Despite being debunked left and right, it remains the most famous haunted house in America!
When it comes to haunted houses, particularly those based on “true” stories, there are none more famous than that house on Ocean Ave in Amityville, NY. Even now, 40 years after the original film has come out, this house still fascinates many horror fans, and has even been the subject of a whopping 23 films! However, we’re not here to discuss whether the house is truly haunted or not. That’s already been debated for decades. Rather, we’re going to take a look at why the original film (as well as the house itself) have remained so iconic 40 years later.
It Came Out At the Perfect Time
In the summer of 1979, the horror genre was in a period of transition. Halloween had just kicked off the slasher craze a year earlier, and brutally violent independent films had gained infamy, with the likes of Last House on the Left, The Texas Chainsaw Massacre, The Hills Have Eyes, and many more. But one thing that had been missing from the genre for over a decade was the creepy haunted house story.
With classics like The Haunting and House on Haunted Hill, the haunted house subgenre was much more prevalent in the late 50’s/early 60’s. So when Amityville was first released, it served as a refreshing callback to a vintage style of horror film. A great deal of 70’s horror was ruthless and quite visceral, so audiences enjoyed something that was subtle and creepy. Sure, it didn’t manage to kick off any new trends (the slasher definitely dominated the next ten years), but given all its sequels, it certainly had a lasting effect.
It’s a Real House
Unlike many other horror films, which are complete works of fiction, The Amityville Horror was based around a real house in Long Island. However, if you visit, you’ll find a fence and a sign that states “Private Property – No Trespassing” (which I may or may not know from experience).
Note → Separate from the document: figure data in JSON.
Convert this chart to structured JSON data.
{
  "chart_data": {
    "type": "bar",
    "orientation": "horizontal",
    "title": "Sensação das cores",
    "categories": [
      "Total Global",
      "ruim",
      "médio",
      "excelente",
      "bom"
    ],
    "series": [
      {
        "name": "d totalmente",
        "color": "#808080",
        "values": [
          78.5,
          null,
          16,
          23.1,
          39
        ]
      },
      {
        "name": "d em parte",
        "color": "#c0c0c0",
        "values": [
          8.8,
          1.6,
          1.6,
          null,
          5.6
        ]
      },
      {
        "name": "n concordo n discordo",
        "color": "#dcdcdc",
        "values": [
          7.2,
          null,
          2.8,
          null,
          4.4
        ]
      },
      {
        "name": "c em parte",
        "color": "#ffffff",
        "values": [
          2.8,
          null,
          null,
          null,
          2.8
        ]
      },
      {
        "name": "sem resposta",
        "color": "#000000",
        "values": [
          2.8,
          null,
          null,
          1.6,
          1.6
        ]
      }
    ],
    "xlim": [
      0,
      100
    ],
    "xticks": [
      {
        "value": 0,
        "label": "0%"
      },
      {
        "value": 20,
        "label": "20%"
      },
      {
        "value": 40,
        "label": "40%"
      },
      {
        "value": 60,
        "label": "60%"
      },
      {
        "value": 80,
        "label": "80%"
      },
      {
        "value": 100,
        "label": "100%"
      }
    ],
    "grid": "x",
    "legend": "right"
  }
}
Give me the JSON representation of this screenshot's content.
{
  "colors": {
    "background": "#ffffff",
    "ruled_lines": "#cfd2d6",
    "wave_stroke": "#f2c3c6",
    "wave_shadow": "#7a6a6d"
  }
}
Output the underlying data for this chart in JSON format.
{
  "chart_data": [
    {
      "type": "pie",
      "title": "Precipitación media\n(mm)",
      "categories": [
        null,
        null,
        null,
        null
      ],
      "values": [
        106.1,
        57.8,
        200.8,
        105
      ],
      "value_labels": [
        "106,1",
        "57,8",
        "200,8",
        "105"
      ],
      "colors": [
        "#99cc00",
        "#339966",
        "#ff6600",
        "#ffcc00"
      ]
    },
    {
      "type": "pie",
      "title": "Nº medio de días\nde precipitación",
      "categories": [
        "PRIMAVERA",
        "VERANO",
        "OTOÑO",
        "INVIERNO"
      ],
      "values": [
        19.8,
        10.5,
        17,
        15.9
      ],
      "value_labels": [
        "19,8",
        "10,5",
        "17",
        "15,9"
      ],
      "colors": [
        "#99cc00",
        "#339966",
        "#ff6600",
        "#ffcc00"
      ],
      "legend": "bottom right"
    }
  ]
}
The house is currently owned, so it’s probably not a good idea for tourists to show up, but this doesn’t stop them.
Whether or not you believe the house is truly haunted, the DeFeo murders really did happen there. And when it comes to true crime, society has always seemed to have a morbid curiosity towards it. Knowing that something awful really happened there gives the story a great deal of intrigue. Whether or not it’s disrespectful towards the victims is another matter entirely, but there’s no denying that there will always be interest in places where terrible crimes were committed.
Sense of Mystery
Then of course, there’s been the raging debate regarding the validity of the Lutz’s story. There’s certainly strong evidence to suggest that it was all a hoax, but at the same time, there are a few unanswered questions. For instance, assuming that there was nothing supernatural at work, no one knows why the DeFeo family remained in their beds after Ronald Jr. was firing off shotgun blasts. He moved over different rooms and floors, shooting so loudly that the neighbors heard. Yet all the victims were found in their beds, and hadn’t been moved or drugged. It’s the one aspect of the story that even skeptics don’t have a “rational” answer for.
Perhaps we’ll never truly know exactly what happened in that house with the Lutz family. But we do know that it produced a brilliant horror film, that’s just as creepy all these years later. Its 2005 remake is even pretty decent, starring a pre-Deadpool Ryan Reynolds. Other than these two films in the franchise, the rest are mostly boring and forgettable. But there has to be reason they keep getting made!